According to a review in the Washington Post, Grisham's 21st novel is inspired in part by what became widely known as the 12-Step Apology case, in which a former UVA student wrote a letter of apology to the woman he had sexually assaulted in a fraternity house more than 20 years earlier.
Grisham's novel may be inspired by that case, but according to the review, it quickly differentiates. Grisham's protagonist, a recent law school grad, is blackmailed with a cell phone video purportedly showing him in a room just three years earlier when two of his college friends have sex with a college freshman who may or may not be conscious.
Although one of the book's characters apologizes as part of a 12-step program, Grisham made no mention of the Charlottesville case during a January 27 appearance on the Today Show. Instead, host Matt Lauer mentions the Duke Lacrosse case, which Grisham confirms is mentioned in the book.
More than any specific case, Grisham explained to Lauer, he wanted to explore the "proliferation of cell phones, video recorders" and the legal woes they have brought down on individuals– many of them young– across the country in the past several years.
Liz Seccuro, the real-life 12-Step victim, says she didn't know about Grisham's new book prior to its publication, but she's pleased with its reported connection to her case.

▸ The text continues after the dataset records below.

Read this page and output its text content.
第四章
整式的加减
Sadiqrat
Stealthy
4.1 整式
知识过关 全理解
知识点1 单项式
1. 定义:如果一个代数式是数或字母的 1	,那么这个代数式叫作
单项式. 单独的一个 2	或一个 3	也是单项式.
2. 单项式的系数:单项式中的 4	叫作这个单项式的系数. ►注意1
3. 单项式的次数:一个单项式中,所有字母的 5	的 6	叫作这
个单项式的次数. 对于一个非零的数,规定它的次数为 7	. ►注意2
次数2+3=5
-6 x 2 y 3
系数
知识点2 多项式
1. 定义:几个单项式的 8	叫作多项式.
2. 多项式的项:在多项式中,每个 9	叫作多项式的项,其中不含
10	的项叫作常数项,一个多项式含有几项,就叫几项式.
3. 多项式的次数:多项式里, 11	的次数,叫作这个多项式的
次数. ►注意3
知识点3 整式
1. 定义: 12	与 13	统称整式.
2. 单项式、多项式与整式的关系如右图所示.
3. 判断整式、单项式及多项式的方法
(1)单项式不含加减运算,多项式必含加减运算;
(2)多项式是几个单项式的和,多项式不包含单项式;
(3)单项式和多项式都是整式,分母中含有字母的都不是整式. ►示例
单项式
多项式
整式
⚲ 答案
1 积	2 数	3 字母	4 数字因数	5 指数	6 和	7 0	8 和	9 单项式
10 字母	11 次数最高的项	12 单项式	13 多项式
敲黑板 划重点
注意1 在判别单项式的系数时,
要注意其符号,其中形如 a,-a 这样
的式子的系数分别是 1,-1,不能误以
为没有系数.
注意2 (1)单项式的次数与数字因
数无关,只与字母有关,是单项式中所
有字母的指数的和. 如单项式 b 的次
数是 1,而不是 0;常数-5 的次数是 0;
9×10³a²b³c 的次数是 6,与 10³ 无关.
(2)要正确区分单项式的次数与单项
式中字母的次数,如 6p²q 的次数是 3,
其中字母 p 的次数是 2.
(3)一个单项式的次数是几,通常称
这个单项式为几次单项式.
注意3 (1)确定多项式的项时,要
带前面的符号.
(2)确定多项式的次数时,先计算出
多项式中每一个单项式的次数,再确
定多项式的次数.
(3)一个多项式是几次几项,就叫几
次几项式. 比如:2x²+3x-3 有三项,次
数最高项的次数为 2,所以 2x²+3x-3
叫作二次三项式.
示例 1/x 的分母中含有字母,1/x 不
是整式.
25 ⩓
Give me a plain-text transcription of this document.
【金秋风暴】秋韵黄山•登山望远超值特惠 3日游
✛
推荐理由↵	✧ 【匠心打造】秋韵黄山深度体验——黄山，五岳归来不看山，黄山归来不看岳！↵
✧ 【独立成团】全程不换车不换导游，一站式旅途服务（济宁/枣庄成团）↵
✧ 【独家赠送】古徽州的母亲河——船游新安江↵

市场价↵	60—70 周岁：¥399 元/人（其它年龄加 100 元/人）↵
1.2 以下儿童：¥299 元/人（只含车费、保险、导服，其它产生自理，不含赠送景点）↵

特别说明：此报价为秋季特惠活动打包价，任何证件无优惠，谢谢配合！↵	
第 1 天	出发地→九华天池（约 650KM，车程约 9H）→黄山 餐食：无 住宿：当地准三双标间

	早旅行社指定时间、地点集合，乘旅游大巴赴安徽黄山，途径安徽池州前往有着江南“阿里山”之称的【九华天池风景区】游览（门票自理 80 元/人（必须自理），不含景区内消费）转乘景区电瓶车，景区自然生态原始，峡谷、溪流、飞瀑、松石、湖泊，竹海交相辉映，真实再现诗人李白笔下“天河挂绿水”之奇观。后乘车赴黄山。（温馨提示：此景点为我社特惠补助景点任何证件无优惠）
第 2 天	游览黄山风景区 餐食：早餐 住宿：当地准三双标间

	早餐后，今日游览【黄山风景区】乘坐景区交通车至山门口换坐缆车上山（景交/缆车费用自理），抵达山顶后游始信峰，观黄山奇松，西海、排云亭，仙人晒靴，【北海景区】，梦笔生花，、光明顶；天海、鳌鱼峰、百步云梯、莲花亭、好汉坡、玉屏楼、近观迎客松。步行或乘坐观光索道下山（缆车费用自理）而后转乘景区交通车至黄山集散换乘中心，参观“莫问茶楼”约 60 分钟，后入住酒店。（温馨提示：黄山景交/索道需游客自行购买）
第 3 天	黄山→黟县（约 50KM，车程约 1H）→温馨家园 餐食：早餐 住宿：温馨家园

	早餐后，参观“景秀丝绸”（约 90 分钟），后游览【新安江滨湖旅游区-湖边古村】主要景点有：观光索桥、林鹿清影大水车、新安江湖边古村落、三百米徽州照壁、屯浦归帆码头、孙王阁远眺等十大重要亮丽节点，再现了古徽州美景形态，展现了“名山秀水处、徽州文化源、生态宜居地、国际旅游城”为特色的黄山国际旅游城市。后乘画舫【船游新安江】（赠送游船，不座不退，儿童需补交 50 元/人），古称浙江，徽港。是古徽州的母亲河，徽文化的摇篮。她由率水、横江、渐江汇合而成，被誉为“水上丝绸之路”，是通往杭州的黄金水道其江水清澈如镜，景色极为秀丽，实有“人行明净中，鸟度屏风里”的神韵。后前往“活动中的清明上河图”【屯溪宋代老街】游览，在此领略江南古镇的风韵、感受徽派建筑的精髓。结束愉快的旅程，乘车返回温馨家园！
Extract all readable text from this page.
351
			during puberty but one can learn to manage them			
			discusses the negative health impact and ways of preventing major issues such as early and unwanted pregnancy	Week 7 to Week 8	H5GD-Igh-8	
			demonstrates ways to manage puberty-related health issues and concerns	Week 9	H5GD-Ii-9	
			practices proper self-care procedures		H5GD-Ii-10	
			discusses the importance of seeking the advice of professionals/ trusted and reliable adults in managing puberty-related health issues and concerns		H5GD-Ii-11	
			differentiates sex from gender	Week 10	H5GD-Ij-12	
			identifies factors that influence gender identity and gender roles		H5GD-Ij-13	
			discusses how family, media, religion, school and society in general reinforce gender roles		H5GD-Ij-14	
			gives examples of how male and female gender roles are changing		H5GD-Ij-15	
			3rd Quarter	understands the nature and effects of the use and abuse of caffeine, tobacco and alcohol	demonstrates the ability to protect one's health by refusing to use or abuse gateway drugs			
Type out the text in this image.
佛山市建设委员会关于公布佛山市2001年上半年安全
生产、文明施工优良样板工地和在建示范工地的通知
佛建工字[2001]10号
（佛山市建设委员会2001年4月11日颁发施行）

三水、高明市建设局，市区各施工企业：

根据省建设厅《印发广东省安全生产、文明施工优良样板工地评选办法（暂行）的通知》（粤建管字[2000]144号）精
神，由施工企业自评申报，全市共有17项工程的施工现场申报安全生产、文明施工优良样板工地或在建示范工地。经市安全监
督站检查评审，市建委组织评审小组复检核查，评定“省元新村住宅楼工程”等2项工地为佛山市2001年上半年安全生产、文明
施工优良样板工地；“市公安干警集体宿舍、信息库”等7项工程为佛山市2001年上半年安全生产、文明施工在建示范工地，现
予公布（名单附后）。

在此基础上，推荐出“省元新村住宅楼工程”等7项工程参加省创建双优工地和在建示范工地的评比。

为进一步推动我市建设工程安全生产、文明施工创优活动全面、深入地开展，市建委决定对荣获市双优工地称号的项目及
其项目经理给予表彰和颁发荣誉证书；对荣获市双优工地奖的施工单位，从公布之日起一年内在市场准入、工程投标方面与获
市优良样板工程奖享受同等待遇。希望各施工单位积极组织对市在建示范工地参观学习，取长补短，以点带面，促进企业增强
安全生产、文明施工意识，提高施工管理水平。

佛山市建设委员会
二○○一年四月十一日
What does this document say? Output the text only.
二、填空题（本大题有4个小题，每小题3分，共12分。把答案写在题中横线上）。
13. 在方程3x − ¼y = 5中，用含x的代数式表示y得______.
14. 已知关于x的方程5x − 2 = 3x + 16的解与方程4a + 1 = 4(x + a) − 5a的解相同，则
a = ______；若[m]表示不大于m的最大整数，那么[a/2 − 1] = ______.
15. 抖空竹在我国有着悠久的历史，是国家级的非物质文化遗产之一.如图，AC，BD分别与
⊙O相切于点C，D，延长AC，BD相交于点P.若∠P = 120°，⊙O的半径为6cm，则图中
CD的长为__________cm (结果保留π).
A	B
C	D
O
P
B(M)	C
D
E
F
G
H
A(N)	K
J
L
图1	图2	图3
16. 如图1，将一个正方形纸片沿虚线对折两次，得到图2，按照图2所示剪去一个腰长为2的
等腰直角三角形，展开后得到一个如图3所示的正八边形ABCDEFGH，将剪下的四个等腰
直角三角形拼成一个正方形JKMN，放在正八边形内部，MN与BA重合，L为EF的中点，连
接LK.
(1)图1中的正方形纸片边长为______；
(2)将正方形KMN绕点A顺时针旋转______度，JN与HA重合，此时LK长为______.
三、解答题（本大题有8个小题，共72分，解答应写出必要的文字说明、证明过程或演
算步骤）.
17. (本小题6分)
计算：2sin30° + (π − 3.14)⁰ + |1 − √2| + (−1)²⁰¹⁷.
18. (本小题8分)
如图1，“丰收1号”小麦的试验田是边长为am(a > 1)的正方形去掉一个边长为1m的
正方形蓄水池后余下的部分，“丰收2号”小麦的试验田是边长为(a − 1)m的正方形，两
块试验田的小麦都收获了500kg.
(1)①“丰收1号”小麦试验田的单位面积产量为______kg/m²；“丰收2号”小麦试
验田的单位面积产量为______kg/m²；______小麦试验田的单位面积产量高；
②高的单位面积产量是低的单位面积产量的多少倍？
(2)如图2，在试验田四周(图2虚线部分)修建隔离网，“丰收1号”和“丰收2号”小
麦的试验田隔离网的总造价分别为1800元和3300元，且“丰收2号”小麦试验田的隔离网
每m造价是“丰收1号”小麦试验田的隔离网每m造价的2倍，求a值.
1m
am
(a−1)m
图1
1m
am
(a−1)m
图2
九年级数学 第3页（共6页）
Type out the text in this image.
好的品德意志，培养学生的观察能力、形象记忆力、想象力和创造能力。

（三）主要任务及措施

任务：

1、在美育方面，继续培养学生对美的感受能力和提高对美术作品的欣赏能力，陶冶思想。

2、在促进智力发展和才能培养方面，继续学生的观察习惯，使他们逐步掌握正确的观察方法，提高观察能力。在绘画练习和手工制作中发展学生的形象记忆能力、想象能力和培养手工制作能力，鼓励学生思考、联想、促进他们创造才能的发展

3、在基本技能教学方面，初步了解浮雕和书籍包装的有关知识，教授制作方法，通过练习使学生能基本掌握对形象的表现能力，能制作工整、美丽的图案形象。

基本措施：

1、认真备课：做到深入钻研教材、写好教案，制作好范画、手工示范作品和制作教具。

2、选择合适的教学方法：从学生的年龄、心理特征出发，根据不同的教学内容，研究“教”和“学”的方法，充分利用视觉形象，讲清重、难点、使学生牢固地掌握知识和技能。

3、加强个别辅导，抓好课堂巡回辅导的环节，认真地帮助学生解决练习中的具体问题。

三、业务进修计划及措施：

"I am so flattered that such a beloved and prolific writer as Mr. Grisham would choose my story to fictionalize," says Seccuro. "It brings the issue of campus rape to millions. I am thrilled and humbled."
Seccuro's own book, a memoir detailing her experience as a sexual assault survivor and the case that catapulted her into the international spotlight, is due out from Bloomsbury in September and is available for pre-sale on Amazon under the title Crash Into Me: A Memoir.
At posting time, neither William Beebe, the real-life 12-Step apologizer, nor Grisham– who for the third year is judging the Hook's annual fiction contest– had responded to the Hook's request for comment.
–Story last updated January 27, 2009 at 11:30am.